Mr. Conger to Mr. Hay.

No. 431.]

Sir: I have the honor to confirm my telegram of the 26th instant, and to say that on yesterday the several foreign ministers met to formally begin the discussion of terms of a settlement to be presented to the Chinese plenipotentiaries. Each had been instructed that all the powers had agreed substantially or in principle with the French propositions; and as the question of punishments was the first of these, it was the first taken up. After much discussion it was unanimously decided that the punishment of death should be demanded for 11 officials, whom, it is agreed by all foreign ministers and Chinese Government, are chiefly responsible for the crimes committed, to wit, Princes Tuan, Chuang and I (Pu Ching), Tsai Lien and Ysai Ying, Duke Lan, Tung Fu-hsiang, Yü Hsien, K’ang I, Chao Shu-chiao, Ying Men. The manner of their death was much discussed, but it is believed that whatever we demanded, most of them would either voluntarily or by Imperial order commit suicide, so we simply say “death.” I have to-day received a note from Li Hung-chang, which I inclose, informing me that Kang I had died and that Governor Yü Hsien had taken his own life by swallowing gold leaf.

The details that come to us of the horrible murder and mutilation of our missionaries in the interior are so frightfully shocking that less severe punishment can not be asked, and I believe the Chinese Government are so impressed by the terrible results of their efforts to get rid of the foreigners that they will readily accede to our demand unless the court is held in the power of those who are to be thus punished; [Page 44] but whether or no, they should be made to do it and to furnish ample and satisfactory proof of its accomplishment. Provision must also be made for adequate punishment for all provincial and local officials who may be proved to be in any way responsible for or accessory to the crimes.

I inclose copy of my correspondence with Prince Ching and Li Hung-chang regarding the rumored probability of removal of the Yangtze viceroys.

I have, etc.,

E. H. Conger.
[Inclosure 1.]

Mr. Conger to Prince Ching and Li Hung-chang.

Your Highness and Your Excellency: Reports are reaching me from several sources that reactionary and disturbing officials are being appointed in the Yangtze provinces; that the power of the viceroys is being thus undermined, and the removal of the viceroys Liu Kun-i and Chang Chih-tung is contemplated. I can not believe this, for such appointments or removals would be acts most unfriendly toward the foreign powers who are now trying to negotiate a settlement of the troubles which China has unfortunately brought upon herself.
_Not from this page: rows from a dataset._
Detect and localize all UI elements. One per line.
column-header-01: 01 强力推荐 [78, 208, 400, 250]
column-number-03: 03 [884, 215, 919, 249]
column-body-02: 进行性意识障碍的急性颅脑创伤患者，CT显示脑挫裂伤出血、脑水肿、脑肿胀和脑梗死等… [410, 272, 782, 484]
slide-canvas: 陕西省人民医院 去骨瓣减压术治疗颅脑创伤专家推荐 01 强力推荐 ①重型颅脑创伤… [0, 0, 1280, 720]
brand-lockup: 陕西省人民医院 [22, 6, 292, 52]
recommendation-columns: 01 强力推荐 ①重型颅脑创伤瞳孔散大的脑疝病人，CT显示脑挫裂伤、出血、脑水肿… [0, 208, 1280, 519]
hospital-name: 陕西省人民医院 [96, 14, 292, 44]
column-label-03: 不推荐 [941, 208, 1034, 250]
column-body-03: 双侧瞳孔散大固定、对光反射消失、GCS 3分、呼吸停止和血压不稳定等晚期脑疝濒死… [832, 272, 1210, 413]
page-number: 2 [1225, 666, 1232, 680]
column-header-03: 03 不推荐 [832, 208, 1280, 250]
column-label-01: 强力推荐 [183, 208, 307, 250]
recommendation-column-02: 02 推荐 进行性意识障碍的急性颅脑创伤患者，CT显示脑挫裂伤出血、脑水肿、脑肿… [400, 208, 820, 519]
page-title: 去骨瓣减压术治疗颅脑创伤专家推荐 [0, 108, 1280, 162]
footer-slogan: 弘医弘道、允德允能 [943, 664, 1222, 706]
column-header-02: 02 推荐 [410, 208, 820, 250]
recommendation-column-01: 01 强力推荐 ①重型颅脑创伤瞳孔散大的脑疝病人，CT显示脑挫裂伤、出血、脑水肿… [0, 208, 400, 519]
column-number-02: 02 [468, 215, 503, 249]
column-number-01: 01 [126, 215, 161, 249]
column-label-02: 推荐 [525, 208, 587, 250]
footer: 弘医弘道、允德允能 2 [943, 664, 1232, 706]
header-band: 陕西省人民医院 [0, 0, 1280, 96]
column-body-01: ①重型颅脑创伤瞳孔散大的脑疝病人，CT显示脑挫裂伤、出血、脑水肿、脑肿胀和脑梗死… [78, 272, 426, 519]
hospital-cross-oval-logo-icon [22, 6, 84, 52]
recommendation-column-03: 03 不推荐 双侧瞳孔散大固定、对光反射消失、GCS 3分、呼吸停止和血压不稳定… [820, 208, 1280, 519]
And yet the matter is so important that I am constrained to file a formal and energetic protest against such action, and respectfully request your highness and your excellency to communicate it to the Emperor by telegraph.

I avail, etc.,

E. H. Conger.
[Inclosure 2.]

Prince Ching and Li Hung-chang to Mr. Conger.

Your Excellency: We have just received your excellency’s communication, in which you state that reports have been reaching you that reactionary and disturbing officials are being appointed in the Yangtze provinces; that the power of the viceroys is being undermined, and the removal of the viceroys of the Liang Hu provinces and of Nanking is contemplated, but that you can not believe this, etc.

In reply we have the honor to say that it is very evident from your excellency’s communication that you are sincerely friendly in your intercourse with us, for which we feel exceedingly grateful.

We would observe, however, that in regard to the two viceroys—Liang Hu provinces and Nanking—a decree was recently issued appointing these officers to consult with us in arranging terms of peace, and they are granted the position of minister plenipotentiary. The court certainly relies on the position of these officers, and they certainly have not been removed from their respective posts. Even supposing that the idea [of their removal] emanated from persons who are opposed to them, still the fact of their being high officials of the Government would certainly prevent them from venturing to defeat or overthrow them before the very presence of the Throne. We may inform your excellency that we have never heard of the reports to which you allude, and even your excellency knows that they are certainly not really true.

In sending this communication in reply to your excellency’s, which we beg you will duly take note of, we ask you not to listen to false reports, etc.

[Enclosure 3.—Private note.]

Li Hung-chang to Mr. Conger.

Your Excellency: I beg to inform your excellency that I have just received a telegram from the governor of Shensi, Ts’en, stating that Kang I died on the 18th instant, and that Yu Hsien died by taking poison (lit: swallowing gold). This information is perfectly true. Further, that Prince Tuan is not allowed to accompany the Emperor.

Card of Li Hung-chang, with compliments.